Member of the Bangladesh Parliament for Netrokona-4
- In office 25 January 2009 – 11 July 2023
- Preceded by: Lutfozzaman Babar
- Succeeded by: Sajjadul Hassan

Personal details
- Born: 15 May 1947 Mohanganj, Netrokona, Bengal Province, British India
- Died: 11 July 2023 (aged 76) Dhaka, Bangladesh
- Political party: Bangladesh Awami League
- Spouse: Abdul Momin

= Rebecca Momin =

Bangladeshi politician (1947–2023)

Rebecca Momin (15 May 1947 – 11 July 2023) was a Bangladesh Awami League politician and Jatiya Sangsad member representing the Netrokona-4 constituency for three terms from 2009 until her death in 2023.

==Life and career==
Momin was born on 15 May 1947, in Mohanganj, Netrokona, Bengal Province, British India. She was married to former Food Minister of Bangladesh Abdul Momin.

Momin was elected to parliament in the January 2009 Bangladesh general elections as a candidate of the Bangladesh Awami League from Netrokona-4 in Netrokona District. Momin was re-elected to parliament in the January 2014 Bangladesh general elections as a candidate of the same party. She was one of 17 women elected to parliament that year.

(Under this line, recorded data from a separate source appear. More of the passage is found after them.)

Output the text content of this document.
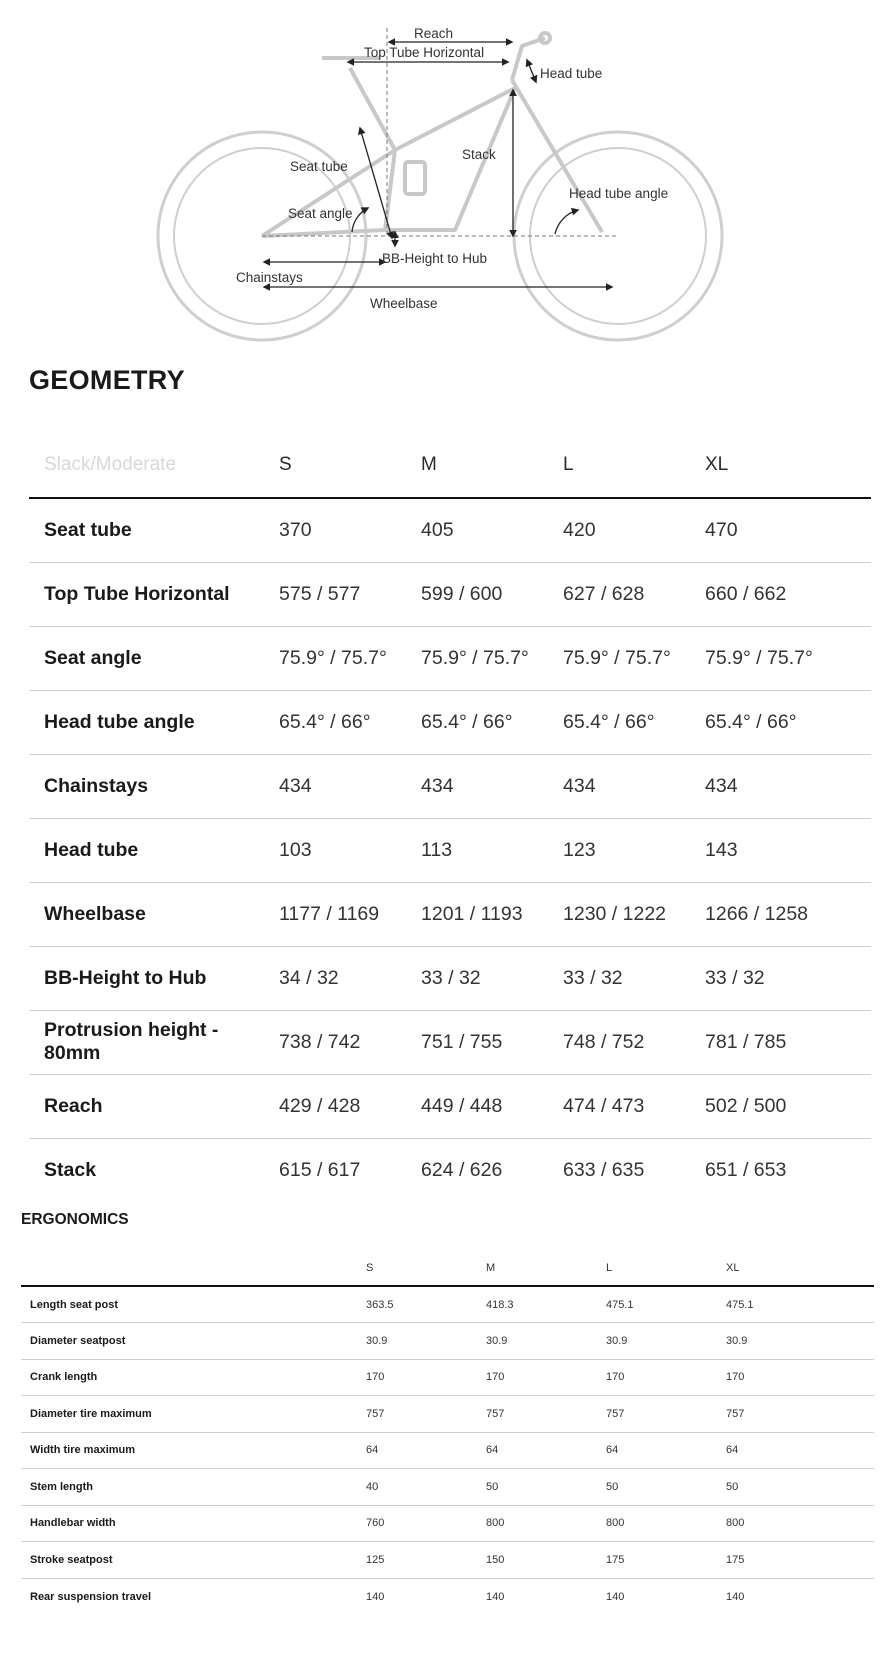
Reach
Top Tube Horizontal
Head tube
Seat tube
Stack
Head tube angle
Seat angle
BB-Height to Hub
Chainstays
Wheelbase
GEOMETRY
Slack/Moderate	S	M	L	XL
Seat tube	370	405	420	470
Top Tube Horizontal	575 / 577	599 / 600	627 / 628	660 / 662
Seat angle	75.9° / 75.7°	75.9° / 75.7°	75.9° / 75.7°	75.9° / 75.7°
Head tube angle	65.4° / 66°	65.4° / 66°	65.4° / 66°	65.4° / 66°
Chainstays	434	434	434	434
Head tube	103	113	123	143
Wheelbase	1177 / 1169	1201 / 1193	1230 / 1222	1266 / 1258
BB-Height to Hub	34 / 32	33 / 32	33 / 32	33 / 32
Protrusion height - 80mm	738 / 742	751 / 755	748 / 752	781 / 785
Reach	429 / 428	449 / 448	474 / 473	502 / 500
Stack	615 / 617	624 / 626	633 / 635	651 / 653
ERGONOMICS
	S	M	L	XL
Length seat post	363.5	418.3	475.1	475.1
Diameter seatpost	30.9	30.9	30.9	30.9
Crank length	170	170	170	170
Diameter tire maximum	757	757	757	757
Width tire maximum	64	64	64	64
Stem length	40	50	50	50
Handlebar width	760	800	800	800
Stroke seatpost	125	150	175	175
Rear suspension travel	140	140	140	140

Momin was the chair of the Parliamentary Standing Committee on the Ministry of Women and Children Affairs. She controversially defended the government law lowering of the marriage age in Bangladesh from 18 to 16. She stated that in certain cases of teen pregnancy the girl can be married to prevent social stigma, while her opponents had argued that less than two percent of young girls marry due to unplanned pregnancy. She had said that she personally did not support the lowering of the marriage age but could not do anything, as the Prime Minister is also in charge of the Ministry of Women and Children Affairs. She faced criticism in December 2014 after stating that the reason for the increase in incidents of rape in Bangladesh was due to women's clothes and their ability to travel outside their homes.

==Death==
Momin died on 11 July 2023, at the age of 76.